My Personal IT Infrastructure Knowledge Base: SDRS Q&A

Question 1: whether SDRS violates space threshold?

Answer: Yes, SDRS may violate space threshold when there is no datastore in the cluster which is below space threshold. Storage Space threshold is just a threshold (soft limit) used by SDRS for balancing and defragment. It is not hard limit. SDRS tries to keep free space on datastores based on space threshold but SDRS does not guarantee you will have always some amount of free space in datastores. SDRS affinity rules also can lead to threshold violation.

Question 2: Whether VM swap file is considered by SDRS?

Answer: Initial placement algorithm does not consider swap file. SDRS Initial Placement algorithm does not take VM swap file capacity into account. However subsequent rebalance calculations are based on space usage of all datastores, therefore if a virtual machine is powered on and has a swap file, it is counted toward the total space usage.

More information: Swap file size is dependent on VM RAM and reserved RAM. If reserved RAM is equal to RAM assigned to VM, there will be no swap file for that VM. Also there is a way to dedicate one of the datastores as swap file datastore where all the swap files from all the VMs will be stored.

SDRS uses the construct “DrmDisk” as the smallest entity it can migrate. This mean that SDRS creates a DrmDisk for each VMDK belonging to the VM. The interesting part is how it handles the collection of system files and swap file belonging to the VM. SDRS creates a single DrmDisk representing all the system files. If, however, an alternate swap file location is specified, the vSwap file is represented, as a separate DrmDisk and SDRS will be disabled on this swap DrmDisk.

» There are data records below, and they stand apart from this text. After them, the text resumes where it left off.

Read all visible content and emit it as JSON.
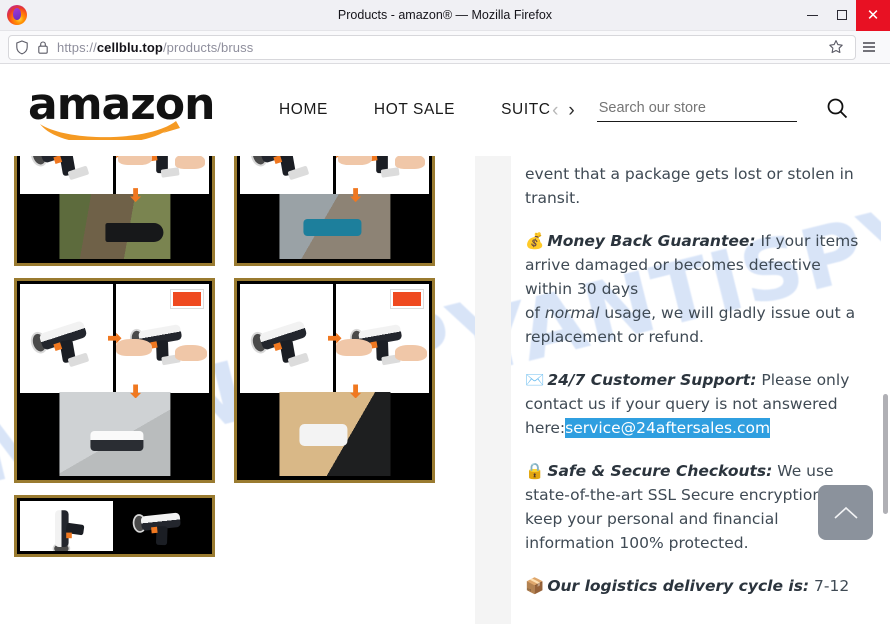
{
  "browser": {
    "window_title": "Products - amazon® — Mozilla Firefox",
    "logo_icon": "firefox-logo",
    "minimize_label": "Minimize",
    "maximize_label": "Maximize",
    "close_label": "Close",
    "url_scheme": "https://",
    "url_domain": "cellblu.top",
    "url_path": "/products/bruss",
    "shield_icon": "shield-icon",
    "lock_icon": "lock-icon",
    "bookmark_icon": "star-icon",
    "menu_icon": "hamburger-menu-icon"
  },
  "store": {
    "logo_text": "amazon",
    "nav": [
      {
        "label": "HOME"
      },
      {
        "label": "HOT SALE"
      },
      {
        "label": "SUITCAS"
      }
    ],
    "prev_arrow": "‹",
    "next_arrow": "›",
    "search": {
      "placeholder": "Search our store",
      "value": "",
      "icon": "search-icon"
    }
  },
  "watermark": "MYANTISPYWARE.COM",
  "gallery": {
    "rows": [
      {
        "tiles": [
          {
            "alt": "cordless-tool-step-photos-1"
          },
          {
            "alt": "cordless-tool-step-photos-2"
          }
        ]
      },
      {
        "tiles": [
          {
            "alt": "cordless-tool-step-photos-3"
          },
          {
            "alt": "cordless-tool-step-photos-4"
          }
        ]
      },
      {
        "tiles": [
          {
            "alt": "cordless-tool-step-photos-5"
          }
        ]
      }
    ]
  },
  "details": {
    "paragraphs": [
      {
        "id": "lost-in-transit",
        "emoji": "",
        "heading": "",
        "text": "event that a package gets lost or stolen in transit."
      },
      {
        "id": "money-back",
        "emoji": "💰",
        "heading": "Money Back Guarantee:",
        "text": " If your items arrive damaged or becomes defective within 30 days",
        "text_line2_pre": "of ",
        "text_italic": "normal",
        "text_line2_post": " usage, we will gladly issue out a replacement or refund."
      },
      {
        "id": "customer-support",
        "emoji": "✉️",
        "heading": "24/7 Customer Support:",
        "text": " Please only contact us if your query is not answered here:",
        "email": "service@24aftersales.com"
      },
      {
        "id": "secure-checkout",
        "emoji": "🔒",
        "heading": "Safe & Secure Checkouts:",
        "text": " We use state-of-the-art SSL Secure encryption to keep your personal and financial information 100% protected."
      },
      {
        "id": "logistics",
        "emoji": "📦",
        "heading": "Our logistics delivery cycle is:",
        "text": " 7-12"
      }
    ]
  },
  "controls": {
    "scroll_top_icon": "chevron-up-icon",
    "scroll_top_label": "Back to top"
  },
  "colors": {
    "accent_orange": "#f0a030",
    "selection_blue": "#2f9fe0",
    "close_red": "#e81123",
    "scroll_top_gray": "#8b929c",
    "watermark_blue": "#a9c4ef"
  }
}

Ex. VM with 2 VMDKs and no alternate swap file location specified, SDRS creates 3 DrmDisks as follows.

1. A separate DrmDisk for each VM Disk file

2. A DrmDisk for system files (VMX, Swap, logs etc)

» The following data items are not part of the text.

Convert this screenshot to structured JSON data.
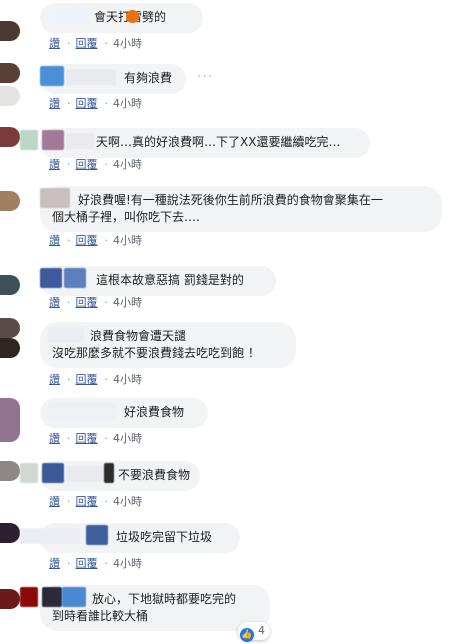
{
  "actions": {
    "read": "讚",
    "reply": "回覆",
    "time": "4小時",
    "sep": "·"
  },
  "comments": [
    {
      "text": "會天打雷劈的",
      "emoji": "angry-face"
    },
    {
      "text": "有夠浪費",
      "more": "···"
    },
    {
      "text": "天啊…真的好浪費啊…下了XX還要繼續吃完…"
    },
    {
      "text_line1": "好浪費喔!有一種說法死後你生前所浪費的食物會聚集在一",
      "text_line2": "個大桶子裡，叫你吃下去…."
    },
    {
      "text": "這根本故意惡搞 罰錢是對的"
    },
    {
      "text_line1": "浪費食物會遭天譴",
      "text_line2": "沒吃那麼多就不要浪費錢去吃吃到飽 ！"
    },
    {
      "text": "好浪費食物"
    },
    {
      "text": "不要浪費食物"
    },
    {
      "text": "垃圾吃完留下垃圾"
    },
    {
      "text_line1": "放心，下地獄時都要吃完的",
      "text_line2": "到時看誰比較大桶",
      "reaction_count": "4",
      "reaction_icon": "like-icon"
    }
  ],
  "colors": {
    "link": "#385898",
    "bubble": "#f2f3f5",
    "meta": "#606770"
  }
}
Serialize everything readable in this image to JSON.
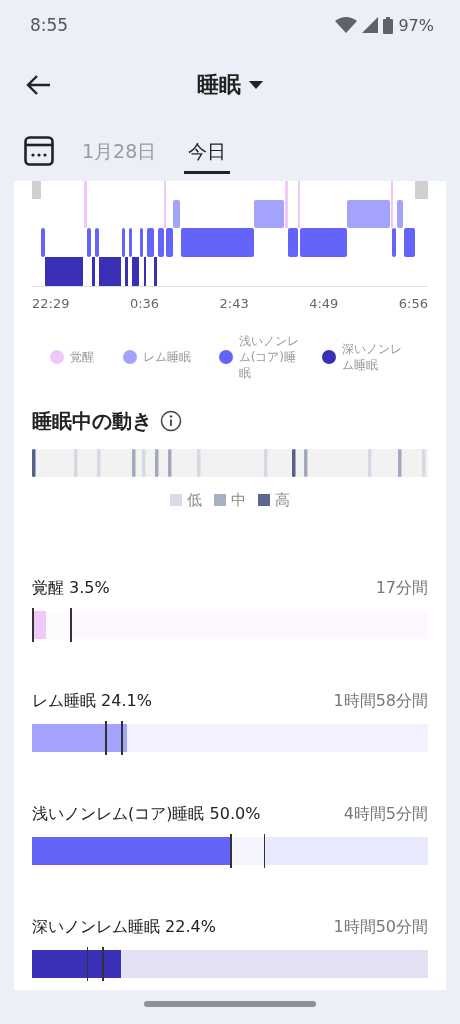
{
  "status_bar": {
    "time": "8:55",
    "battery": "97%"
  },
  "header": {
    "title": "睡眠"
  },
  "tabs": [
    {
      "label": "1月28日",
      "selected": false
    },
    {
      "label": "今日",
      "selected": true
    }
  ],
  "hypnogram": {
    "times": [
      "22:29",
      "0:36",
      "2:43",
      "4:49",
      "6:56"
    ],
    "legend": [
      {
        "label": "覚醒",
        "color": "#f0c8fa"
      },
      {
        "label": "レム睡眠",
        "color": "#a3a3fb"
      },
      {
        "label": "浅いノンレム(コア)睡眠",
        "color": "#6464fb"
      },
      {
        "label": "深いノンレム睡眠",
        "color": "#3a30b8"
      }
    ]
  },
  "movement": {
    "title": "睡眠中の動き",
    "legend": [
      {
        "label": "低",
        "color": "#d8dce5"
      },
      {
        "label": "中",
        "color": "#a9afc3"
      },
      {
        "label": "高",
        "color": "#5a6590"
      }
    ]
  },
  "stages": [
    {
      "label": "覚醒 3.5%",
      "duration": "17分間",
      "level": 0.035,
      "color": "#f0c8fa",
      "range_marks": [
        {
          "level": 0.0
        },
        {
          "level": 0.096
        }
      ]
    },
    {
      "label": "レム睡眠 24.1%",
      "duration": "1時間58分間",
      "level": 0.241,
      "color": "#a3a3fb",
      "range_marks": [
        {
          "level": 0.185
        },
        {
          "level": 0.225
        }
      ]
    },
    {
      "label": "浅いノンレム(コア)睡眠 50.0%",
      "duration": "4時間5分間",
      "level": 0.5,
      "color": "#6464fb",
      "range_marks": [
        {
          "level": 0.5
        },
        {
          "level": 0.585
        }
      ]
    },
    {
      "label": "深いノンレム睡眠 22.4%",
      "duration": "1時間50分間",
      "level": 0.224,
      "color": "#3a30b8",
      "range_marks": [
        {
          "level": 0.138
        },
        {
          "level": 0.178
        }
      ]
    }
  ]
}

Above technical details show that swap file is considered for load balancing when a VM is in powered on state, and when swap file is located in the same directory as other disks of the VM.

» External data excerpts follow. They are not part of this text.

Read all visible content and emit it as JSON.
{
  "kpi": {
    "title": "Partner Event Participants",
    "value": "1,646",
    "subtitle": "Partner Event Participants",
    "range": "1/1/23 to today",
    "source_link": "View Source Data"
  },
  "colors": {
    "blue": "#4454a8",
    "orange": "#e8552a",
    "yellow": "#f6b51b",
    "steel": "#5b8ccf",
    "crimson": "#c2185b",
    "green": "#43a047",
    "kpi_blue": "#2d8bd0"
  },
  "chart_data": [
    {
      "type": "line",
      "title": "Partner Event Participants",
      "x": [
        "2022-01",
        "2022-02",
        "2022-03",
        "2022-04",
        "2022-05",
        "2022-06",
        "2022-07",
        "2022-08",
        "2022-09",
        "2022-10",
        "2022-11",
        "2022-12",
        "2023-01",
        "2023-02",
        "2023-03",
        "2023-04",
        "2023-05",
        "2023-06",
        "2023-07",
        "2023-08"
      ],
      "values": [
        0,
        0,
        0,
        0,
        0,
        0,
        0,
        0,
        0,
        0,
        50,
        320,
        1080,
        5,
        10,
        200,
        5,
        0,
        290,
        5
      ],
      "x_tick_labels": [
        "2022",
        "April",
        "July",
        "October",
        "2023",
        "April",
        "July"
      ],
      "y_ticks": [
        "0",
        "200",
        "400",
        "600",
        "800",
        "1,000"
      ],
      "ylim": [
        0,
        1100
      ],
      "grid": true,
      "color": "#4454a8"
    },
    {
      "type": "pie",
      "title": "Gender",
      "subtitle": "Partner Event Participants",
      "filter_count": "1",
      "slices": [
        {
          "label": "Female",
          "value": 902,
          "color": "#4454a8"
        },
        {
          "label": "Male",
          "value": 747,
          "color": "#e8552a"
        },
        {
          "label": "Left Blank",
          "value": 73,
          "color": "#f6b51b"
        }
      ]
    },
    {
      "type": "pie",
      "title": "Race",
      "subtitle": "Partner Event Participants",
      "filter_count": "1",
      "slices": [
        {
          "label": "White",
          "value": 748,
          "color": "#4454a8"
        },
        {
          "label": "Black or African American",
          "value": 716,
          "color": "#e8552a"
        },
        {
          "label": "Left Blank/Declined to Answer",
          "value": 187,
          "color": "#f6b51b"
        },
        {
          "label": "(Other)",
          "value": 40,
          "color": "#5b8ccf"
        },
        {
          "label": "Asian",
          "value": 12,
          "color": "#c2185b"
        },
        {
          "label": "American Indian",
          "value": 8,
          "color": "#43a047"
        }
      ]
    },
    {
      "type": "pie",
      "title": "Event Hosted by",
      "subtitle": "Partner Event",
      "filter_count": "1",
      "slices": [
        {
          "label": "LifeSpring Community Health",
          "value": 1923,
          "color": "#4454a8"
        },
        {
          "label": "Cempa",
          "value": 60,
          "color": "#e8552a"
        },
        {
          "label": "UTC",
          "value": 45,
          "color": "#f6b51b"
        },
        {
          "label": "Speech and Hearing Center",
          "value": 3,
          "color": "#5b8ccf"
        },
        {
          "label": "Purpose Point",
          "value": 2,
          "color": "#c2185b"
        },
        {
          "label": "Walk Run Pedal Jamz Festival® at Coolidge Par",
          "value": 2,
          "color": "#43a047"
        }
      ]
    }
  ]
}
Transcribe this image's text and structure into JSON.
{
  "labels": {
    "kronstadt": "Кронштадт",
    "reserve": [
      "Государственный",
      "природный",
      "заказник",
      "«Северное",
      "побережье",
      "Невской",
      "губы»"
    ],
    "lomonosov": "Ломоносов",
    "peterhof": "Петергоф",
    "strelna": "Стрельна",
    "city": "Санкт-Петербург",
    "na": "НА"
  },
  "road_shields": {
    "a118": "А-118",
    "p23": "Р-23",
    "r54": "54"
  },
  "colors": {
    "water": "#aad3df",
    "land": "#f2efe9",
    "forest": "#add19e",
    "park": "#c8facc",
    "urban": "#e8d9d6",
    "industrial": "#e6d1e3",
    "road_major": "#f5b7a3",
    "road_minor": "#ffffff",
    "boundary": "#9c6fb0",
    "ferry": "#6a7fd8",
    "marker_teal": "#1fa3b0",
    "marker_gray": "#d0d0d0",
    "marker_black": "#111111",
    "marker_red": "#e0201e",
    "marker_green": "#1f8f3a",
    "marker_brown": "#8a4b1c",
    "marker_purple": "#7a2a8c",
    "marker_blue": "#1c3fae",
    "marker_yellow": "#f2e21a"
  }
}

Question 3: Which VM files does SDRS consider in both Initial Placement and Subsequent Rebalance Calculations?

Answer: SDRS has a concept of 'system-files' even during initial-placement. 'system-files' includes VM configuration file i.e. VMX, snapshot files etc. Size may not be 100% accurate but we do take system-files into considerations for initial placement. Initial placement and rebalance, both take all the VM's system files/snapshot files into consideration.

Question 4: How does the initial placement of VM with multiple disks treat the disks – is calculation on the VM – or on the individual disks?

Answer: Disks are considered individually but depending on VM’s disk affinity. They can be on a same datastore or placed on different datastores. But disks are considered individually.

Question 5: In a healthy balanced environment I would expect that SDRS rebalances would only occur ever interval (8 hours or whatever is selected) We were seeing SDRS rebalancing happening during an initial deploy my suspicion was this was due to imbalance moving VM’s in order to “fit” the vm in. Can you confirm when we would expect rebalancing to occur – should it be at the interval and only outside that if balancing is required to “fit” vm in – or is there any other scenario that could account for this behaviour?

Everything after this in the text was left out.